Um die sichtbare Änderung der Kontrastverstärkungseffekte vor und nach der Injektion von Apt_HER2 . hervorzuheben -MNS wurde eine Histogrammanalyse der R2-Signalintensität in den ROIs der T2-gewichteten MRT-Bilder durchgeführt (Abb. 5e). Da das T2-Signal in T2-gewichteten MRT-Bildern als negatives Enhancement zu erkennen ist, wurde es durch R2 repräsentiert. Nach Injektion von Apt_HER2 -MNS, das Zentrum des Histogramms wurde auf die rechte Seite verschoben. Die Erhöhung der Kontrastverstärkung um etwa 10 % wurde beobachtet, als die Differenz der Histogrammmitten berechnet wurde.

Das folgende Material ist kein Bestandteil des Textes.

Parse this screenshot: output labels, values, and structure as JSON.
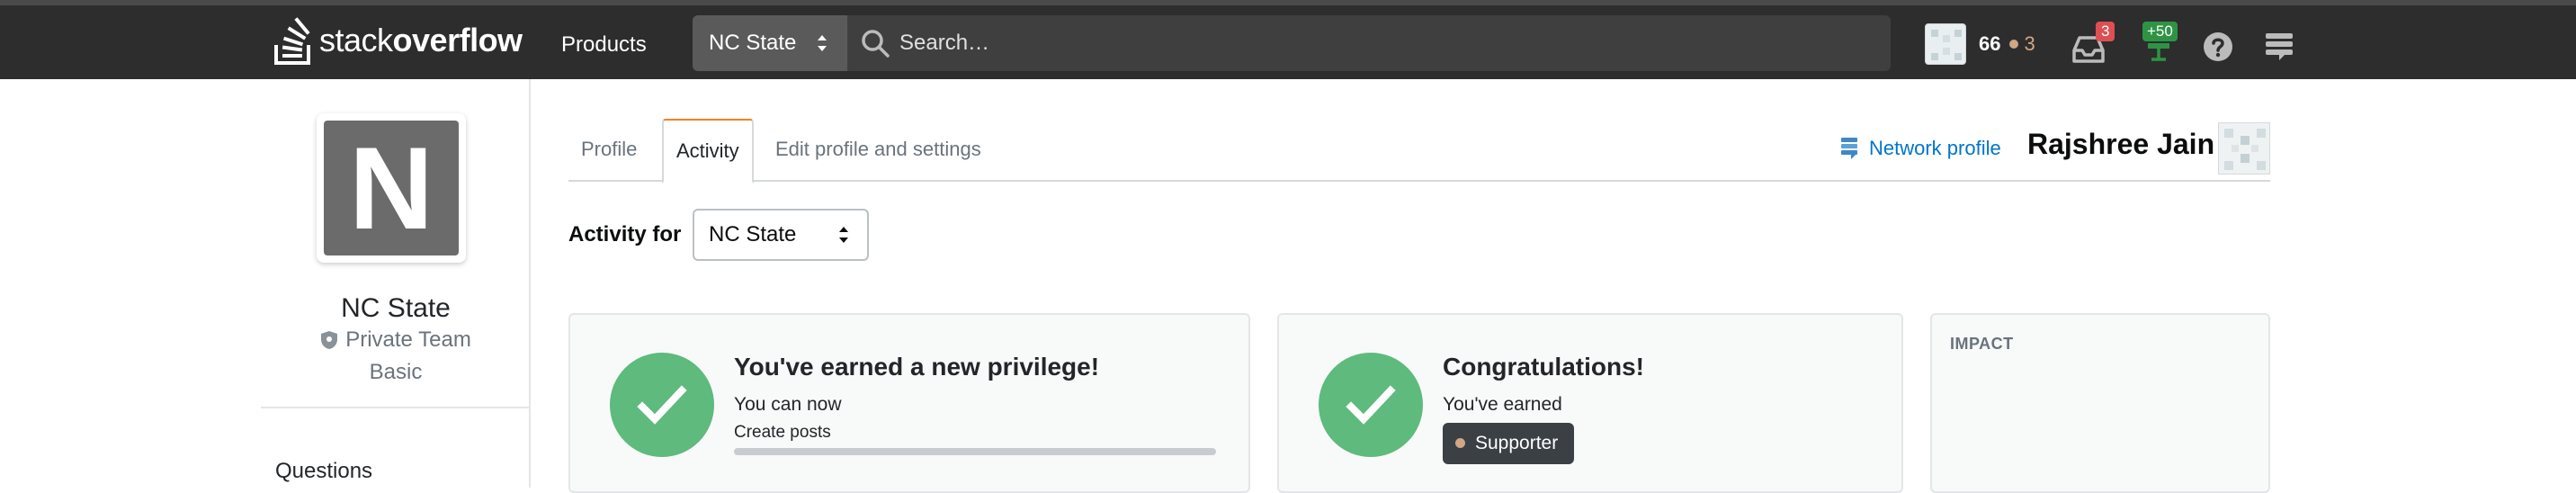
{
  "header": {
    "logo_text_light": "stack",
    "logo_text_bold": "overflow",
    "products_label": "Products",
    "team_selector_value": "NC State",
    "search_placeholder": "Search…",
    "reputation": "66",
    "bronze_badges": "3",
    "inbox_count": "3",
    "achievements_delta": "+50",
    "icons": {
      "logo": "stackoverflow-logo-icon",
      "search": "search-icon",
      "inbox": "inbox-icon",
      "achievements": "achievements-icon",
      "help": "help-icon",
      "sites": "site-switcher-icon"
    },
    "colors": {
      "bar": "#2d2d2d",
      "brand_orange": "#f48225"
    }
  },
  "sidebar": {
    "avatar_letter": "N",
    "team_name": "NC State",
    "team_type": "Private Team",
    "team_plan": "Basic",
    "nav_questions": "Questions"
  },
  "tabs": [
    {
      "label": "Profile"
    },
    {
      "label": "Activity"
    },
    {
      "label": "Edit profile and settings"
    }
  ],
  "profile": {
    "network_profile_label": "Network profile",
    "display_name": "Rajshree Jain"
  },
  "activity_filter": {
    "label": "Activity for",
    "selected": "NC State"
  },
  "cards": {
    "privilege": {
      "title": "You've earned a new privilege!",
      "subtitle": "You can now",
      "privilege_name": "Create posts",
      "progress_fraction": 1.0
    },
    "badge": {
      "title": "Congratulations!",
      "subtitle": "You've earned",
      "badge_name": "Supporter",
      "badge_class_color": "#d1a684"
    },
    "impact": {
      "label": "IMPACT"
    }
  },
  "colors": {
    "success_green": "#5eba7d",
    "link_blue": "#0074cc",
    "bronze": "#d1a684",
    "inbox_red": "#de4f54",
    "achievement_green": "#2e9444"
  }
}
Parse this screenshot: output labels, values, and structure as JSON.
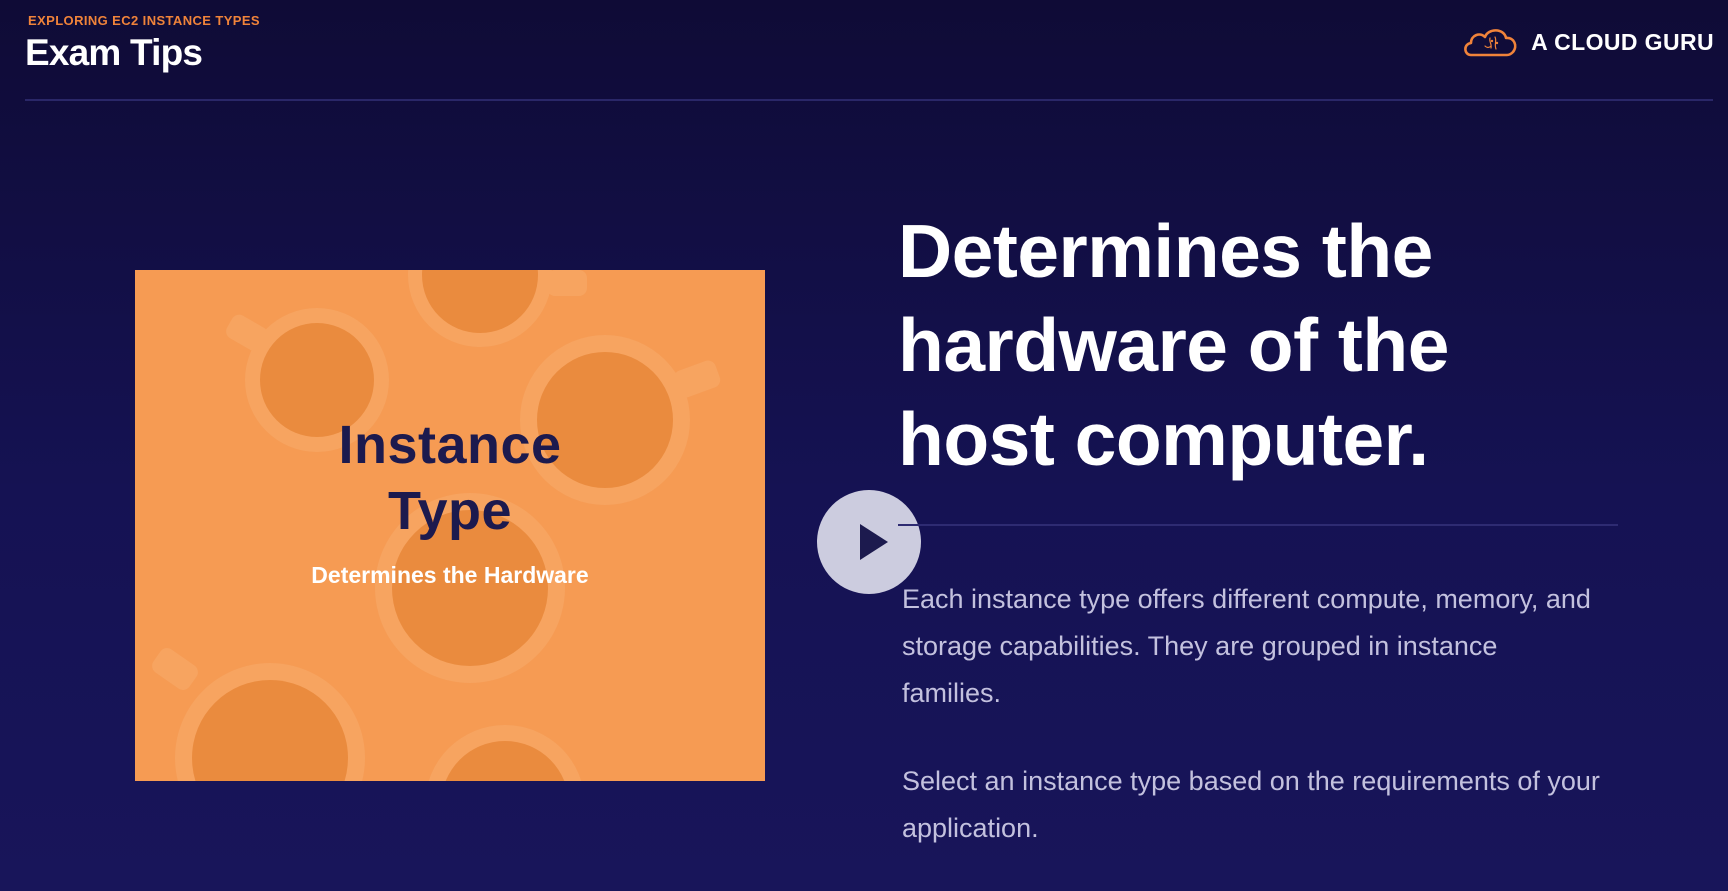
{
  "header": {
    "eyebrow": "EXPLORING EC2 INSTANCE TYPES",
    "title": "Exam Tips",
    "brand": {
      "name": "A CLOUD GURU",
      "logo_icon": "cloud-guru-logo-icon",
      "logo_color": "#f0833a"
    }
  },
  "thumbnail": {
    "title": "Instance\nType",
    "subtitle": "Determines the Hardware",
    "background_color": "#f69b53",
    "title_color": "#1c1a4e"
  },
  "video": {
    "play_icon": "play-icon"
  },
  "main": {
    "headline": "Determines the hardware of the host computer.",
    "paragraphs": [
      "Each instance type offers different compute, memory, and storage capabilities. They are grouped in instance families.",
      "Select an instance type based on the requirements of your application."
    ]
  },
  "colors": {
    "background": "#151253",
    "accent": "#f0833a",
    "text_muted": "#c3c1de"
  }
}
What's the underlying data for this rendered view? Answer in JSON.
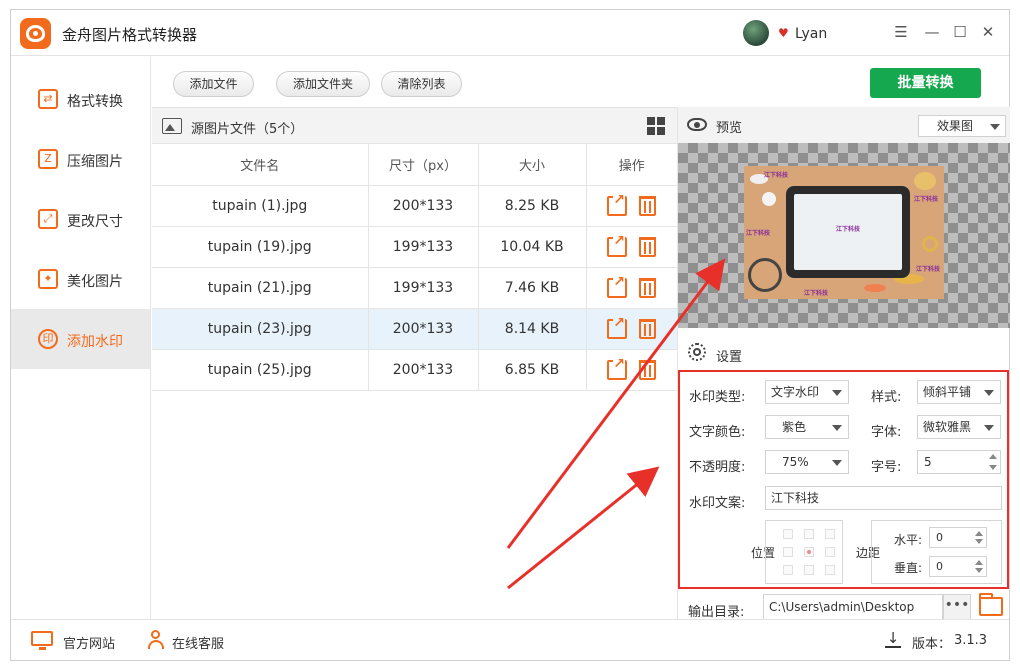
{
  "app": {
    "title": "金舟图片格式转换器",
    "username": "Lyan"
  },
  "window_controls": {
    "menu": "☰",
    "minimize": "—",
    "maximize": "☐",
    "close": "✕"
  },
  "sidebar": {
    "items": [
      {
        "label": "格式转换",
        "icon": "format-convert-icon"
      },
      {
        "label": "压缩图片",
        "icon": "compress-icon"
      },
      {
        "label": "更改尺寸",
        "icon": "resize-icon"
      },
      {
        "label": "美化图片",
        "icon": "beautify-icon"
      },
      {
        "label": "添加水印",
        "icon": "watermark-icon",
        "active": true
      }
    ]
  },
  "toolbar": {
    "add_file": "添加文件",
    "add_folder": "添加文件夹",
    "clear_list": "清除列表",
    "batch_convert": "批量转换"
  },
  "files": {
    "title": "源图片文件（5个）",
    "columns": [
      "文件名",
      "尺寸（px）",
      "大小",
      "操作"
    ],
    "rows": [
      {
        "name": "tupain (1).jpg",
        "size_px": "200*133",
        "size": "8.25 KB"
      },
      {
        "name": "tupain (19).jpg",
        "size_px": "199*133",
        "size": "10.04 KB"
      },
      {
        "name": "tupain (21).jpg",
        "size_px": "199*133",
        "size": "7.46 KB"
      },
      {
        "name": "tupain (23).jpg",
        "size_px": "200*133",
        "size": "8.14 KB",
        "selected": true
      },
      {
        "name": "tupain (25).jpg",
        "size_px": "200*133",
        "size": "6.85 KB"
      }
    ]
  },
  "preview": {
    "label": "预览",
    "mode": "效果图",
    "watermark_text": "江下科技"
  },
  "settings": {
    "label": "设置",
    "watermark_type_label": "水印类型:",
    "watermark_type": "文字水印",
    "style_label": "样式:",
    "style": "倾斜平铺",
    "text_color_label": "文字颜色:",
    "text_color": "紫色",
    "font_label": "字体:",
    "font": "微软雅黑",
    "opacity_label": "不透明度:",
    "opacity": "75%",
    "font_size_label": "字号:",
    "font_size": "5",
    "text_label": "水印文案:",
    "text": "江下科技",
    "position_label": "位置",
    "margin_label": "边距",
    "horizontal_label": "水平:",
    "horizontal": "0",
    "vertical_label": "垂直:",
    "vertical": "0"
  },
  "output": {
    "label": "输出目录:",
    "path": "C:\\Users\\admin\\Desktop",
    "browse": "•••"
  },
  "statusbar": {
    "website": "官方网站",
    "support": "在线客服",
    "version_label": "版本：",
    "version": "3.1.3"
  },
  "colors": {
    "accent": "#f26b1d",
    "primary_button": "#16a84e",
    "highlight_box": "#e8302a",
    "selected_row": "#e7f2fb",
    "watermark": "#8a2d9c"
  }
}
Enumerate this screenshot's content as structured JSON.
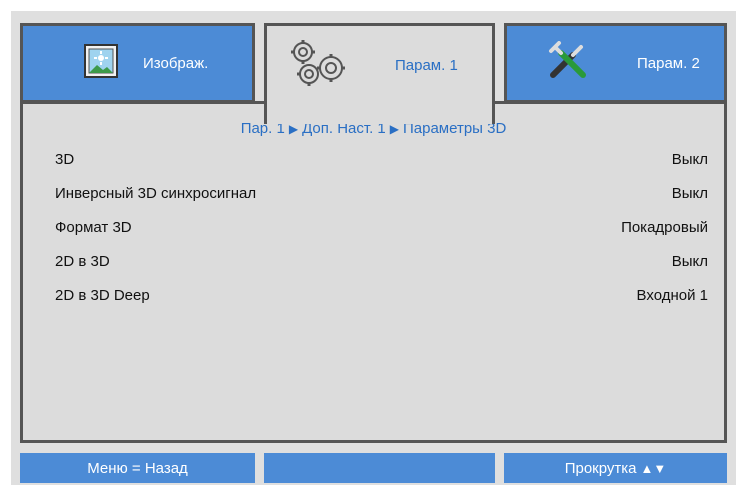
{
  "tabs": [
    {
      "label": "Изображ.",
      "icon": "picture-icon",
      "active": false
    },
    {
      "label": "Парам. 1",
      "icon": "gears-icon",
      "active": true
    },
    {
      "label": "Парам. 2",
      "icon": "tools-icon",
      "active": false
    }
  ],
  "breadcrumb": {
    "part1": "Пар. 1",
    "part2": "Доп. Наст. 1",
    "part3": "Параметры 3D",
    "separator": "▶"
  },
  "rows": [
    {
      "label": "3D",
      "value": "Выкл"
    },
    {
      "label": "Инверсный 3D синхросигнал",
      "value": "Выкл"
    },
    {
      "label": "Формат 3D",
      "value": "Покадровый"
    },
    {
      "label": "2D в 3D",
      "value": "Выкл"
    },
    {
      "label": "2D в 3D Deep",
      "value": "Входной 1"
    }
  ],
  "footer": {
    "left": "Меню = Назад",
    "middle": "",
    "right": "Прокрутка",
    "right_symbols": "▲▼"
  },
  "colors": {
    "tab_blue": "#4c8bd6",
    "active_text": "#2a6fc4",
    "panel_bg": "#dcdcdc",
    "border": "#555555"
  }
}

Um das Vorhandensein von Apt_HER2 . zu bestätigen -MNS im Tumor histologisch wurde eine Preußisch-Blau-Färbung durchgeführt (Abb. 5f). In preußischblau gefärbtem Gewebe wurden Kern und Zytoplasma tief oder hellrosa gefärbt, und mehrere blau gefärbte Punkte wurden um Tumorzellen herum beobachtet. Wir nahmen an, dass sich das Tumorgewebe blau färbte, wenn Apt_HER2 -MNS zielte auf den Tumor ab. Bei den Ergebnissen der Preußisch-Blau-Färbung wurden die blauen Punkte in den Tumorgeweben und den Gewebeschnitten von Apt_HER2 . beobachtet -MNS hatten ungefähr dreimal so viele blaue Punkte wie WMNCs. Mit Preußisch-Blau-Färbung kann das Fe-Ion in Geweben nachgewiesen werden; Somit wurde die Akkumulation des auf IONPs basierenden Kontrastmittels im Tumorgewebe bestätigt [44, 49, 50].

Schlussfolgerungen

Zusammenfassend haben wir bestätigt, dass Apt_HER2 -MNS funktioniert als in-vivo-HER2-anzielbares MRT-Kontrastmittel durch physikalisch-chemische Charakterisierung und in-vivo-MRT-Experimente in HER2-exprimierenden Maustumormodellen. Apt_HER2 -MNS hat eine hohe Relaxivität und Spezifität für HER2 und zeigte trotz einer niedrigeren Verabreichungsdosis als andere T2-Kontrastmittel aufgrund der Eisenoxid-Nanopartikel deutliche kontrastverstärkende Effekte. Dieses Kontrastmittel soll Informationen über die Expression von HER2-Krebs bei Krebspatienten liefern und könnte zur Überwachung von HER2+-Krebspatienten während einer Chemotherapie mit HER2-Zielarzneimitteln verwendet werden. Wir erwarten, dass die Ergebnisse dieser Arbeit eine vielversprechende Strategie für die Diagnose von HER2-überexprimierendem Krebs und für die Patientenbehandlung bieten.